How secure is your account with two-factor authentication codes

by Eugene Shablygin, on Wed 08 May 2019

It is always important to use the right tool for the right task. The surgeon’s finest knife is ineffective when used for cutting down trees, and the lumberjack’s best axe would be disastrous if used for surgery. This isn’t a difficult concept to understand -yet today most of us are forced to do just that. Nearly every time we need to identify ourselves online with username and passwords, we’re forced to use the wrong tool for the job -and this is a problem. Some might pass it off as a risk, but the data and statistics are clear -by failing to adapt and continuing to operate this way the consequences are inevitably disastrous.

Today’s headline is yet another case in point: “Hackers steal over $40 million worth of bitcoin from one of the world’s largest cryptocurrency exchanges”. This is nothing new -indeed, nothing surprising. By now we could even say well expected. Why? It is quite predictable:

“Binance said the hackers ran off with over 7,000 bitcoin and used a variety of attack methods to carry out the “large scale security breach” which occurred on Tuesday. They also managed to get some user information such as two-factor authentication codes, which are required to log in to a Binance account.”

Serious accidents are very rarely the result of a single failure. Like in aviation, disasters are usually caused by a chain of multiple events, errors, omissions and mishaps. To prevent further accidents, all of these causes should be addressed. Unlike the aviation, the online world is not really regulated. This allows companies (not all, but the majority) to keep making the same mistakes over and over again.

Let’s address one cause, which is applicable to more than 4/5 of all security breaches, can be easily fixed, but still remains the huge security hole in most systems: Traditional login with usernames and passwords, followed by traditional “two factor authentication”.

How can you spot this problem? It is very easy -there is no need to dig too deep. If a login screen shows you the input field “username” – that’s it. You are in trouble. That’s “the hole in the wall, which invites in thieves,” as an old proverb says.

To be a little bit more specific – ANYTHING which contains human readable data (“something you know” in authentication lingo) should NEVER be used as identification or primary verification factor. NEVER.

“Something you know” is fine for secondary, tertiary and higher step factors, along with biometrics, geolocation, time fencing and other tricks. However, if you really want to stay safe from the bad guys who are trying to steal your money, influence your elections, crash your stock or unveil your little dirty secrets – avoid entering “something you know” until the system verifies you with “something you have”. Not other way around.

Starting with something you have is nothing new, and most of us have used some pretty old and well known solutions. For example -an ATM will never start the process by asking you for your username and password -you must first insert your debit card. When going through airport security, TSA won’t start the process by asking you to tell them your name -they want to see your ID card and boarding pass.

There are also some excellent and innovative solutions which go under-utilized precisely because consumers don’t demand them from the businesses and governments they interact with.

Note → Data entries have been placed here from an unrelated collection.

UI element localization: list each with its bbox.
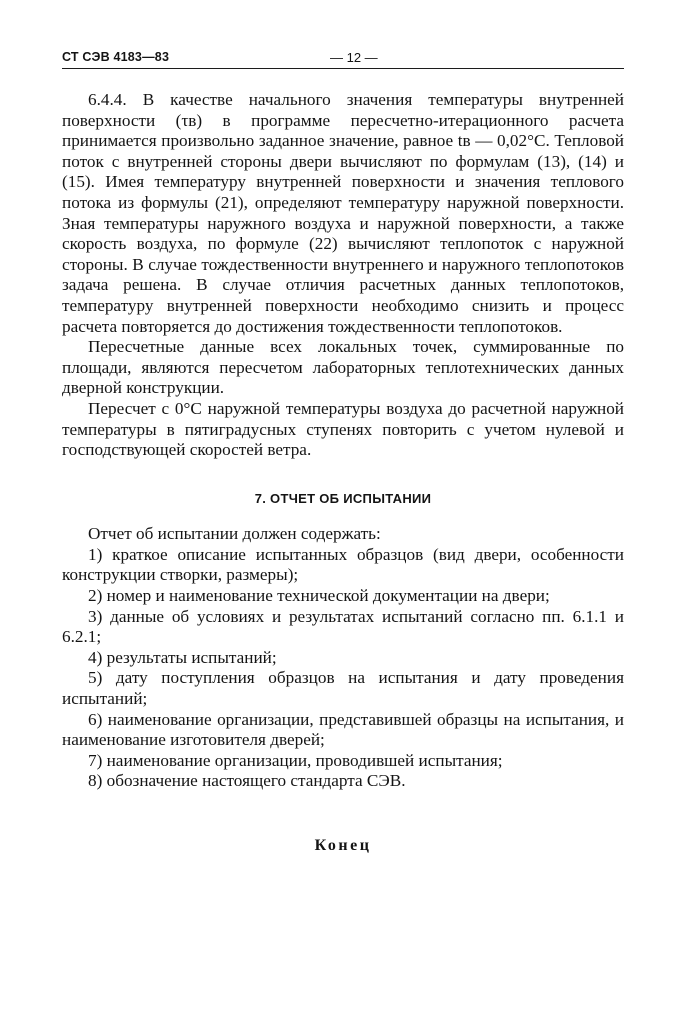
paragraph-6-4-4: 6.4.4. В качестве начального значения температуры внутренней поверхности (τв) в программе пересчетно-итерационного расчета принимается произвольно заданное значение, равное tв — 0,02°С. Тепловой поток с внутренней стороны двери вычисляют по формулам (13), (14) и (15). Имея температуру внутренней поверхности и значения теплового потока из формулы (21), определяют температуру наружной поверхности. Зная температуры наружного воздуха и наружной поверхности, а также скорость воздуха, по формуле (22) вычисляют теплопоток с наружной стороны. В случае тождественности внутреннего и наружного теплопотоков задача решена. В случае отличия расчетных данных теплопотоков, температуру внутренней поверхности необходимо снизить и процесс расчета повторяется до достижения тождественности теплопотоков.: [62, 90, 624, 336]
list-item: 1) краткое описание испытанных образцов (вид двери, особенности конструкции створки, размеры);: [62, 544, 624, 585]
report-intro: Отчет об испытании должен содержать:: [88, 524, 381, 544]
page-body: [62, 90, 624, 792]
page-number: — 12 —: [330, 50, 378, 65]
section-title: 7. ОТЧЕТ ОБ ИСПЫТАНИИ: [254, 490, 432, 506]
list-item: 3) данные об условиях и результатах испытаний согласно пп. 6.1.1 и 6.2.1;: [62, 606, 624, 647]
paragraph-recalculated-data: Пересчетные данные всех локальных точек, суммированные по площади, являются пересчетом лабораторных теплотехнических данных дверной конструкции.: [62, 337, 624, 398]
page-header: [62, 46, 624, 69]
standard-code: СТ СЭВ 4183—83: [62, 50, 170, 64]
report-contents-list: [62, 524, 624, 792]
document-page: [62, 46, 624, 855]
list-item: 7) наименование организации, проводившей испытания;: [88, 750, 503, 770]
list-item: 2) номер и наименование технической документации на двери;: [88, 586, 550, 606]
list-item: 5) дату поступления образцов на испытания и дату проведения испытаний;: [62, 668, 624, 709]
end-mark: Конец: [314, 837, 372, 854]
list-item: 4) результаты испытаний;: [88, 647, 277, 667]
list-item: 8) обозначение настоящего стандарта СЭВ.: [88, 771, 406, 791]
paragraph-recalculation-steps: Пересчет с 0°С наружной температуры воздуха до расчетной наружной температуры в пятиградусных ступенях повторить с учетом нулевой и господствующей скоростей ветра.: [62, 398, 624, 460]
list-item: 6) наименование организации, представившей образцы на испытания, и наименование изготовителя дверей;: [62, 709, 624, 750]
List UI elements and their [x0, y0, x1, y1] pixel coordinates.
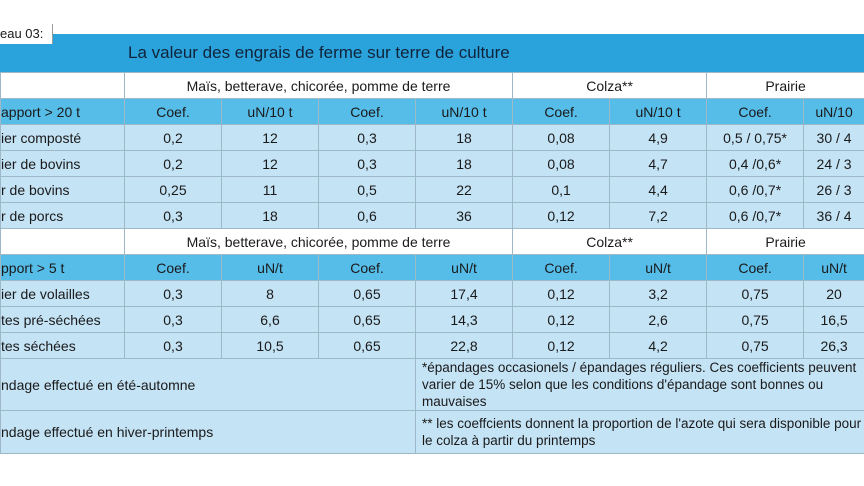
table-cell: 22 [416, 177, 513, 203]
column-header-row [1, 255, 864, 281]
note-row [1, 411, 864, 454]
column-header: uN/10 t [222, 99, 319, 125]
table-cell: 0,65 [319, 333, 416, 359]
column-header: uN/t [610, 255, 707, 281]
table-row [1, 151, 864, 177]
table-cell: 0,12 [513, 307, 610, 333]
table-cell: 4,4 [610, 177, 707, 203]
table-cell: 0,3 [319, 125, 416, 151]
row-label: ier de bovins [1, 151, 125, 177]
table-cell: 36 [416, 203, 513, 229]
page-footer-space [0, 456, 864, 486]
table-cell: 17,4 [416, 281, 513, 307]
row-label: ier de volailles [1, 281, 125, 307]
table-cell: 20 [804, 281, 864, 307]
table-cell: 0,3 [125, 281, 222, 307]
column-header: uN/10 [804, 99, 864, 125]
column-header: uN/t [222, 255, 319, 281]
group-header-colza: Colza** [513, 73, 707, 99]
table-cell: 0,75 [707, 307, 804, 333]
table-cell: 0,5 [319, 177, 416, 203]
table-row [1, 177, 864, 203]
group-header-crops: Maïs, betterave, chicorée, pomme de terre [125, 73, 513, 99]
table-cell: 0,08 [513, 151, 610, 177]
table-cell: 36 / 4 [804, 203, 864, 229]
column-header: uN/10 t [416, 99, 513, 125]
note-label: ndage effectué en été-automne [1, 359, 416, 411]
table-cell: 0,6 [319, 203, 416, 229]
table-cell: 16,5 [804, 307, 864, 333]
group-header-prairie: Prairie [707, 229, 864, 255]
header-corner-cell [1, 229, 125, 255]
table-cell: 30 / 4 [804, 125, 864, 151]
table-cell: 4,9 [610, 125, 707, 151]
table-cell: 0,08 [513, 125, 610, 151]
table-cell: 0,65 [319, 281, 416, 307]
section-label: apport > 20 t [1, 99, 125, 125]
table-cell: 26,3 [804, 333, 864, 359]
table-cell: 0,25 [125, 177, 222, 203]
column-header: Coef. [707, 255, 804, 281]
table-cell: 12 [222, 151, 319, 177]
table-cell: 0,3 [125, 307, 222, 333]
table-cell: 2,6 [610, 307, 707, 333]
table-cell: 0,3 [319, 151, 416, 177]
note-text: ** les coeffcients donnent la proportion de l'azote qui sera disponible pour le colza à partir du printemps [416, 411, 864, 454]
row-label: tes pré-séchées [1, 307, 125, 333]
table-cell: 0,1 [513, 177, 610, 203]
note-text: *épandages occasionels / épandages réguliers. Ces coefficients peuvent varier de 15% selon que les conditions d'épandage sont bonnes ou mauvaises [416, 359, 864, 411]
header-corner-cell [1, 73, 125, 99]
group-header-prairie: Prairie [707, 73, 864, 99]
row-label: tes séchées [1, 333, 125, 359]
table-row [1, 203, 864, 229]
group-header-crops: Maïs, betterave, chicorée, pomme de terre [125, 229, 513, 255]
table-cell: 0,3 [125, 203, 222, 229]
table-cell: 14,3 [416, 307, 513, 333]
table-cell: 0,6 /0,7* [707, 203, 804, 229]
column-header: Coef. [125, 255, 222, 281]
column-header: uN/t [804, 255, 864, 281]
table-cell: 8 [222, 281, 319, 307]
column-header: uN/t [416, 255, 513, 281]
table-cell: 11 [222, 177, 319, 203]
table-cell: 3,2 [610, 281, 707, 307]
table-number-label: eau 03: [0, 24, 53, 44]
table-cell: 18 [416, 151, 513, 177]
group-header-colza: Colza** [513, 229, 707, 255]
table-cell: 6,6 [222, 307, 319, 333]
table-cell: 4,2 [610, 333, 707, 359]
table-cell: 0,4 /0,6* [707, 151, 804, 177]
table-cell: 26 / 3 [804, 177, 864, 203]
column-header: Coef. [319, 255, 416, 281]
table-cell: 12 [222, 125, 319, 151]
column-header: Coef. [707, 99, 804, 125]
title-bar [0, 34, 864, 72]
table-cell: 0,12 [513, 203, 610, 229]
table-cell: 0,3 [125, 333, 222, 359]
table-cell: 0,2 [125, 125, 222, 151]
table-row [1, 333, 864, 359]
table-cell: 0,5 / 0,75* [707, 125, 804, 151]
table-cell: 22,8 [416, 333, 513, 359]
note-row [1, 359, 864, 411]
table-row [1, 125, 864, 151]
column-header: Coef. [513, 255, 610, 281]
table-row [1, 307, 864, 333]
table-cell: 7,2 [610, 203, 707, 229]
fertilizer-value-table [0, 72, 864, 454]
group-header-row [1, 73, 864, 99]
table-cell: 0,12 [513, 281, 610, 307]
table-cell: 0,6 /0,7* [707, 177, 804, 203]
table-cell: 18 [416, 125, 513, 151]
section-label: pport > 5 t [1, 255, 125, 281]
table-cell: 18 [222, 203, 319, 229]
table-cell: 0,2 [125, 151, 222, 177]
row-label: r de porcs [1, 203, 125, 229]
column-header: Coef. [319, 99, 416, 125]
group-header-row [1, 229, 864, 255]
table-cell: 24 / 3 [804, 151, 864, 177]
column-header: Coef. [513, 99, 610, 125]
table-cell: 0,75 [707, 281, 804, 307]
note-label: ndage effectué en hiver-printemps [1, 411, 416, 454]
column-header-row [1, 99, 864, 125]
column-header: uN/10 t [610, 99, 707, 125]
table-row [1, 281, 864, 307]
row-label: ier composté [1, 125, 125, 151]
column-header: Coef. [125, 99, 222, 125]
table-cell: 10,5 [222, 333, 319, 359]
table-title: La valeur des engrais de ferme sur terre de culture [128, 43, 510, 62]
table-cell: 0,75 [707, 333, 804, 359]
table-cell: 4,7 [610, 151, 707, 177]
table-cell: 0,12 [513, 333, 610, 359]
row-label: r de bovins [1, 177, 125, 203]
table-cell: 0,65 [319, 307, 416, 333]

For example Smartcard IDs are far more secure against counterfeiting than traditional ID cards, and have the valuable benefit of allowing cardholders to use them for securely authenticating online (by leveraging certificates generated and stored in secure elements). Another approach is with the use of properly designed mobile authenticator apps, which aren’t built on the broken foundation of usernames and passwords, but instead leverage right factor authentication by starting the process with something you have. These smartcards and mobile apps can even be designed to compliment each other in order to provide flexibility depending on the use case and context of the login. When properly integrated with correctly developed and implemented PKI infrastructure or secure distributed data storage, these login mechanisms can prevent losses caused by those who “managed to get some user information such as two-factor authentication codes”. It is an easy way to save money, time and headaches.

With today’s technology, using the right tool for the right job is easier than ever. Identifying ourselves online with “something you have” is the most obvious, convenient and secure approach available to us. With an obsolete approach like usernames, passwords and traditional two-factor authentication, you might be better off just using that axe on your computer …at least then nobody else would be able to use your own data against you.